On a summery May day, a group of circularly engaged people gathered at Bylab Økern to be inspired by people who work with reuse in practice.
Emil Andresen Rygh is the general manager of the Circular Resource Center and works extensively with projects and testing to reuse materials from buildings that are being demolished or rehabilitated.
Moritz Groba is an architect and partner in OsloTRE, which has built “the country’s most reusable office building”, Save the Children’s head office at Hasle. Through these two, we got to see and learn that the road to circular solutions goes through being exploratory, fearless, patient and having good players on the team.
What is the Circular Resource Center and why was it established?
Emil Andresen Rygh, CEO, explained the background – a story about a private consultancy firm with a small-scale warehouse for reused building materials, a construction tent from the Government Quarter, a public-private driver company and a number of strategic partners. The end result was the companies Sirkulær ressursssentral and Ombygg.

– Together, we will help make reuse the natural first choice in the construction industry. To do this, we need pilot projects that break down the barriers. The prices of reuse solutions have fallen, but much remains to be done in terms of infrastructure,” said Rygh.
We needed strategic partners to understand the needs of the market and have brought in major players such as Statsbygg, Oslobygg, Obos, Bane Nor eiendom, Gjensidige and Entra eiendom. The aim is to share everything we learn and develop so that it can benefit the whole country. Oslo was a good place to start because of the volume,” said Rygh. The company Ombygg is the building materials store itself, consisting of a large tent with used building materials, an online store and salespeople who are in close contact with the major construction projects in Oslo. The company is testing various solutions for the temporary storage and sale of building materials, both to the professional and private markets.
Why a demountable office building
– The construction industry is called the 40% industry for a reason. It accounts for 40% of the world’s waste production, resource use and climate emissions. We need to do something about this,” began Moritz Groba from OsloTRE. The architectural firm, which was founded in 2015, works exclusively with wooden architecture and runs its own solid wood production. They have experience from their own solid wood production, but are now purely a consultancy firm with architects who design buildings from A to Z, RIBtre and advice for the link between design and production. They also have OsloPre, which delivers and assembles MT structures.
Two years ago, OsloTRE completed its work on the building that has been named HasleTre. In the commissioning and construction process, both the developers Höegh Eiendom and AF Eiendom and the tenant Save the Children were concerned with sustainability and demountability.
Linn Huse-Amundsen, Director of People and Technology at Save the Children, explained why they chose to move to a climate-friendly and reusable office building: “We belong to the world’s largest child rights organization. Most refugees today are fleeing because of climate change leading to drought and food shortages, natural disasters and war. So it’s extra important that we keep our own house in order and contribute to the lowest possible climate footprint,” said Huse-Amundsen.


Climate-friendly and demountable
Moritz Groba talked about the process of building a climate-friendly and demountable building: “We started with sky-high ambitions, but the spinal reflex in the construction industry is to do things the way we’ve always done them. So the first proposal for the wooden structure had slotted nodes with steel plates. We went back to the workshop to show, in a mock up, that we could use wooden dowels. After a hard-fought battle, the choice fell on beech dowels,” said Groba.

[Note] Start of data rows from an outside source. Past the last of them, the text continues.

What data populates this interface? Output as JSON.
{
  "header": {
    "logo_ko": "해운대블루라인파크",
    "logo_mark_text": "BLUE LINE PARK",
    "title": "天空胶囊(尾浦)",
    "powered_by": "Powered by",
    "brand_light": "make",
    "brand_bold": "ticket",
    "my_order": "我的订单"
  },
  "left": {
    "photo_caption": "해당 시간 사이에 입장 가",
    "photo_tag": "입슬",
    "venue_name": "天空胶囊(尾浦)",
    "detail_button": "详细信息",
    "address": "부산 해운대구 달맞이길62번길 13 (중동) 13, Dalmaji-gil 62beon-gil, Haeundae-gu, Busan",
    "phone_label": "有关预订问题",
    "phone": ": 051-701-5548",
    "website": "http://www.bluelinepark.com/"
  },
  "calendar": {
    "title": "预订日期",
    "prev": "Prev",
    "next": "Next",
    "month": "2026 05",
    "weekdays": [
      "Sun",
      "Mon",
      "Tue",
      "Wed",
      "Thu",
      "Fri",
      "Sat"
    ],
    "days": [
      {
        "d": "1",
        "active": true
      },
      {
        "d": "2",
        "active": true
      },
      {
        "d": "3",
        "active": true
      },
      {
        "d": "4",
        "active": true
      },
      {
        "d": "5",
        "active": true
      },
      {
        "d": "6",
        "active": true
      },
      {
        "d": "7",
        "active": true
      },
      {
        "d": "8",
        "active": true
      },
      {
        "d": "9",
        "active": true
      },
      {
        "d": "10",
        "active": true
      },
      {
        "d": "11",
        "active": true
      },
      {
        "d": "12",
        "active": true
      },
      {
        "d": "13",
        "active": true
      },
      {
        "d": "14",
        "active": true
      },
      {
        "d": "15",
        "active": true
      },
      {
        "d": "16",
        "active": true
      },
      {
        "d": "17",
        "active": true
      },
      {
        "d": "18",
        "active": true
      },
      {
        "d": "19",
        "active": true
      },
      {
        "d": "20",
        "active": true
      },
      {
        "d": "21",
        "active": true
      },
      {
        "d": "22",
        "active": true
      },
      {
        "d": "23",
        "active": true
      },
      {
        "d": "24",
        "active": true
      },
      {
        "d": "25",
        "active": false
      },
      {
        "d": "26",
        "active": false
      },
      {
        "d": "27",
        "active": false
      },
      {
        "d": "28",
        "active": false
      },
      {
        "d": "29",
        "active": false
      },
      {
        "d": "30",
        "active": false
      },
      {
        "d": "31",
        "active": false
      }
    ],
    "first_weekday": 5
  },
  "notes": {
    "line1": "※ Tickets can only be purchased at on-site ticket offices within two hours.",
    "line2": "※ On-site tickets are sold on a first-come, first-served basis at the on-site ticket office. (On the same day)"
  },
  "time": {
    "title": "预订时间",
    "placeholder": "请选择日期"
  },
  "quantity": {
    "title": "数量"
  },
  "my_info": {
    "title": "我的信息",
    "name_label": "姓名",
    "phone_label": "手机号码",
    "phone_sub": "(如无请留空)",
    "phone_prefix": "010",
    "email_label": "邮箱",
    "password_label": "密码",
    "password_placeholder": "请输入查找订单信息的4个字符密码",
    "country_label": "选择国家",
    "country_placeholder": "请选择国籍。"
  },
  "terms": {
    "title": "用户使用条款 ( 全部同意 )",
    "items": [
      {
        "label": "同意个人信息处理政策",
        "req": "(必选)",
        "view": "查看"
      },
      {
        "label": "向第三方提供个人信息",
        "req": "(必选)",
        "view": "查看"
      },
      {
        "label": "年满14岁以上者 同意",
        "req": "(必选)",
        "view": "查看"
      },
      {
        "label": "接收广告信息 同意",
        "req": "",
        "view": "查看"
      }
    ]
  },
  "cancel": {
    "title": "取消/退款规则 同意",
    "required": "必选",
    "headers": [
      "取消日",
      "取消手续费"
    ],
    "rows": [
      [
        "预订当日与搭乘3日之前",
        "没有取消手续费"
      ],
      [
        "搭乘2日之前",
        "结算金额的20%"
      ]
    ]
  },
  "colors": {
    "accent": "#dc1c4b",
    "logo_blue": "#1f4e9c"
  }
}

HasleTre is built with large, minimally processed solid and glulam elements and minimally processed wood materials. Along with the use of wooden dowels and dovetail joints that replace steel plates, screws and nails. These measures simplify dismantling, reduce the carbon footprint and increase the resale value of the components.
– But the aim isn’t to dismantle the building; we want it to be used for as many years as possible. That’s why we’ve designed the building to accommodate two tenants per floor, which has affected the location of stairwells, toilets and doors. In addition, we have built with a grid of about 5×5 meters, which leads to effective spans in the wooden structure while at the same time providing a high degree of flexibility for moving furniture and interior walls,” explained Groba.
We heard about a number of measures, from load-bearing structures with open guideways for technical infrastructure, reused absorbers on wooden slatted ceilings, goat hair carpet 80% cashmere wool, facade shingles in pine heartwood and interior walls clad with ash veneer and wooden nails.